The NIH/NIGMS
Center for Integrative Biomedical Computing

Serial-Section Electron Microscopy for Analysis of Ganglion Connectivity

Professor Robert Marc

Biomedical imaging (i.e. image acquisition) is progressing at an extraordinary pace, and biologists, engineers, and clinical researchers are finding that the bottleneck in producing the next generation of scientific achievements is not the acquisition of images, but the analysis of those images. Serial section microscopy is one of the most compelling examples of this gap between image acquisition and analysis. The answers to many important biological questions depend on a better understanding of cellular ultrastructure, which forms the interface between biochemistry and anatomy. Detailed, data-driven descriptions of microscopic structures are especially important in neurobiology. Dr. Robert Marc, Mary H. Boesche Professor of Ophthalmology, conducts research toward reconstructing the complete connectivity patterns of ganglion cells in the mammalian retina.

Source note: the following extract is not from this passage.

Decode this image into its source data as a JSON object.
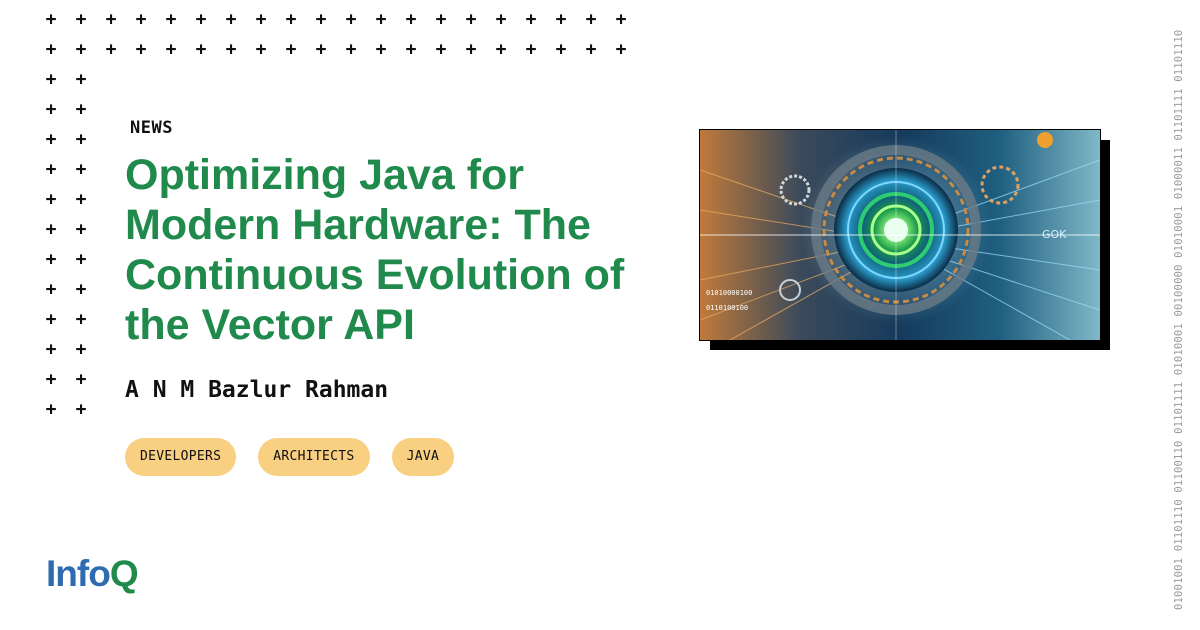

The complete retinal reconstruction effort is important for four topical areas of neurobiology. First, classification of retinal neurons is incomplete despite a century of effort. Second, complete reconstruction provides a "ground truth" to assess whether a given connectivity creates neuronal feature selection, modifies simple spatiotemporal features, or merely represents buffering of signals. Third, while robust tools have been developed for modeling, virtually all models rely on inferred or partial connectivity patterns. Providing a complete network for every GC class uniquely defines modeling parameters. Further, the detailed attributes of some GCs (e.g. uniformity detectors, local-edge detectors, orientation detectors) are poorly known because they are rare or very small. Complete circuitry allows detailed prediction of properties for physiological testing. Finally, reconstruction analysis is currently a key tool in determining the mechanisms of CNS plasticity, but is hampered by the need to use small sample volumes and sample numbers. The goal of this collaboration is to provide tools for processing very large volumetric, serial-section datasets that contain complex, interconnecting structures.